Is Nessie merely a bad case of the shakes?

Sightings of the Loch Ness Monster have variously been attributed to ancient marine reptiles that somehow survived extinction, uncommonly large sturgeon, and too much Scotch whiskey. Now, an Italian scientist contends that the original source of the monster’s legend, as well as the basis for many of the modern encounters with the supposed beast, may be seismic activity.

Hopeful monster-spotters flock to the ruins of Urquhart Castle, located on the northwestern shore of Loch Ness. Perkins

At about 25 miles in length, up to 1 mile in width, and about 800 feet in depth, Loch Ness is one of the largest and deepest lakes in Scotland. It lies atop the Great Glen fault, which generates three or four moderate earthquakes each century, says Luigi Piccardi, a structural geologist at the Center for the Study of the Geology of the Apennines in Florence.

Most Nessie sightings have occurred in the northernmost portion of the loch. It’s probably no accident that this region also harbors the most active portion of the fault, Piccardi said last week in Edinburgh at a joint meeting of the Geological Societies of America and London.

Seismic activity has produced waves on the loch before. A major earthquake near Lisbon, Portugal, on Nov. 1, 1755 was felt from northern Africa to Finland. It caused a giant sloshing wave, called a seiche, on Loch Ness.

The sighting that spawned the legend of Nessie occurred in the 6th century when St. Columba, an Irish monk who converted much of Scotland to Christianity, supposedly prevented a great beast from devouring a man in the lake’s water. Perhaps tellingly, Piccardi notes, this encounter happened little more than a mile from the spot where a major quake would strike in 1901.

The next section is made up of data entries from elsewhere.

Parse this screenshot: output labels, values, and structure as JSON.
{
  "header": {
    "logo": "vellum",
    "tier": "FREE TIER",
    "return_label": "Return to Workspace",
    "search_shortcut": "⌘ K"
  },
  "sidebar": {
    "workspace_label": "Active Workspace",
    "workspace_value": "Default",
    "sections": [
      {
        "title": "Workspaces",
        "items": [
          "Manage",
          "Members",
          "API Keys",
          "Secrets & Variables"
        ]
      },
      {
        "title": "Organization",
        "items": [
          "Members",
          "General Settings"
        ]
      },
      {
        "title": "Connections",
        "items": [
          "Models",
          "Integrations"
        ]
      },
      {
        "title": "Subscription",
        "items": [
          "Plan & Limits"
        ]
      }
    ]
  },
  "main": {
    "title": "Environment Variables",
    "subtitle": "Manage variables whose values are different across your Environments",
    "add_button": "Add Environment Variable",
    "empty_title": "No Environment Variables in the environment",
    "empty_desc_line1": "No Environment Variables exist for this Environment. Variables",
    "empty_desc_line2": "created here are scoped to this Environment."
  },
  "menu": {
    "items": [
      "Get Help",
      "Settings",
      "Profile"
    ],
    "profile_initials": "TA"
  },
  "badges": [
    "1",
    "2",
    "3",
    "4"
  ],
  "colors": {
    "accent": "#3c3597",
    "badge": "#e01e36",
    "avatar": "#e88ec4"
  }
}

To date, more than 3,000 sightings of the Loch Ness Monster have been reported. Many are hoaxes. Most of the other descriptions don’t include details of the presumed monster itself, Piccardi notes. Instead, they typically chronicle a large commotion in the water or odd waves. Piccardi says that many of these can probably be explained by bubbles of gas released by the fault underlying the loch. Also, large gas pockets generated by rotting vegetation trapped in the lake’s sediments could be shaken loose by seismic activity too small for people to feel.

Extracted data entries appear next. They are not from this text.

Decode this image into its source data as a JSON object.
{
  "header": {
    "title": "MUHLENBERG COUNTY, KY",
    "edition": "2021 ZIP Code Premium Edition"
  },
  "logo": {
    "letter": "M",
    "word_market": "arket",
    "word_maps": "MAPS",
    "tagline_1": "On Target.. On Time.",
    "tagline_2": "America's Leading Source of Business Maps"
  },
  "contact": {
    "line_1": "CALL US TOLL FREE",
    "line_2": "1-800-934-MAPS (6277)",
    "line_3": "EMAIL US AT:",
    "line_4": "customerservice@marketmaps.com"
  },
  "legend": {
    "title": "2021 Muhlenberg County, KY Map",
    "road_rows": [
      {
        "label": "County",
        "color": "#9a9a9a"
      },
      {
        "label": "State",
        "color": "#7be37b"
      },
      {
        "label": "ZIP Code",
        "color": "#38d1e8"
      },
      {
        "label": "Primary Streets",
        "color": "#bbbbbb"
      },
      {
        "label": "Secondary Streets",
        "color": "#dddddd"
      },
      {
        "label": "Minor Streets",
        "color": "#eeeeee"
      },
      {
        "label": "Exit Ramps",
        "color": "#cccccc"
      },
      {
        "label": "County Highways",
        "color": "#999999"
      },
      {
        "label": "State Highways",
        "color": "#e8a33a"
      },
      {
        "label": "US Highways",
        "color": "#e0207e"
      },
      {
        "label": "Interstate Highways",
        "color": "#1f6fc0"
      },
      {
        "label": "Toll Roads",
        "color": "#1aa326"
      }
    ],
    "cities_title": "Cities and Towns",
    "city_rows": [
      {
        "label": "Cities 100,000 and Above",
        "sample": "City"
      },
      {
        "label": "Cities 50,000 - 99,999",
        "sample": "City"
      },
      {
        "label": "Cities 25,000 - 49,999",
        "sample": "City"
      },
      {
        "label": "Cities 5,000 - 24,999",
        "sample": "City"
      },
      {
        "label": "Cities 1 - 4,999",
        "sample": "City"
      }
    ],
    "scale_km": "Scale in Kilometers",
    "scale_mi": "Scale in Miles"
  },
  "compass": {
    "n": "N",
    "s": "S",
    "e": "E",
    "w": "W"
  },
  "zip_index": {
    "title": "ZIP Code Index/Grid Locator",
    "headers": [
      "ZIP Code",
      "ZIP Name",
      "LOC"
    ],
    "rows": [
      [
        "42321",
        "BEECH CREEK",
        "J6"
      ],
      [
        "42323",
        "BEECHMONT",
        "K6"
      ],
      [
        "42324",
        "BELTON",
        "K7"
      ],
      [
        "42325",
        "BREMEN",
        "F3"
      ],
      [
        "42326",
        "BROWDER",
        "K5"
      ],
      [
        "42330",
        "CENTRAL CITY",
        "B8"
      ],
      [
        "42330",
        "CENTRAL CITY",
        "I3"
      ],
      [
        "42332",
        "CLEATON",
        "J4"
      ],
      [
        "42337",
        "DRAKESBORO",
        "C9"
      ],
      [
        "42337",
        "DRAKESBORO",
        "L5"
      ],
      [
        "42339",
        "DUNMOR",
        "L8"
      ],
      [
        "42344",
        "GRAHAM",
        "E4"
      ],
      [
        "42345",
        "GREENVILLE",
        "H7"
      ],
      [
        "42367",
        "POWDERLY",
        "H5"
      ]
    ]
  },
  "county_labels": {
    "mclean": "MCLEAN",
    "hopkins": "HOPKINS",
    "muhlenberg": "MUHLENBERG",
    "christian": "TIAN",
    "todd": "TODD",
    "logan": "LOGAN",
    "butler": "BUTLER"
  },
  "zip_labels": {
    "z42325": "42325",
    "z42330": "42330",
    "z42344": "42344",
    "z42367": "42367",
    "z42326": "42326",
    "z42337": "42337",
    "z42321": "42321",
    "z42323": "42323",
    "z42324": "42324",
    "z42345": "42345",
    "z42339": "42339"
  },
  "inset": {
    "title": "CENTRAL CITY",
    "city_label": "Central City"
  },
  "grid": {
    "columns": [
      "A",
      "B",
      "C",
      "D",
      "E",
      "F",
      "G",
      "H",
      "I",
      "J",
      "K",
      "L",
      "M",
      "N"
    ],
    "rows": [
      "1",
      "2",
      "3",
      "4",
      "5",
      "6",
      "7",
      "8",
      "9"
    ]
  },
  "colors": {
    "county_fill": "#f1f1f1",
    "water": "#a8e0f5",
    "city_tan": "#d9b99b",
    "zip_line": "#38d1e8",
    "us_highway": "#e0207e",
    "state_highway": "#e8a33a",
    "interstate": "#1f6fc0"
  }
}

Some of the more vivid sightings include observations of low humps breaking the surface. Piccardi says that these could be waves resulting from a focusing of seismic energy rumbling beneath and through the loch’s waters.

Many Nessie sightings probably describe real phenomena that simply have been misinterpreted, says Stephen J. Cribb, a geologist with Carraig Associates in Inverness, the city near the northern end of Loch Ness. “People have been suckered by natural phenomena for ages,” he notes.

Although seismic activity could explain many Nessie encounters, Cribb says no scientific explanation is likely to quash either a belief in the monster or the tourism industry that tales of Nessie have stimulated. “For true believers, you only need one unexplained sighting to preserve the mystery,” he says.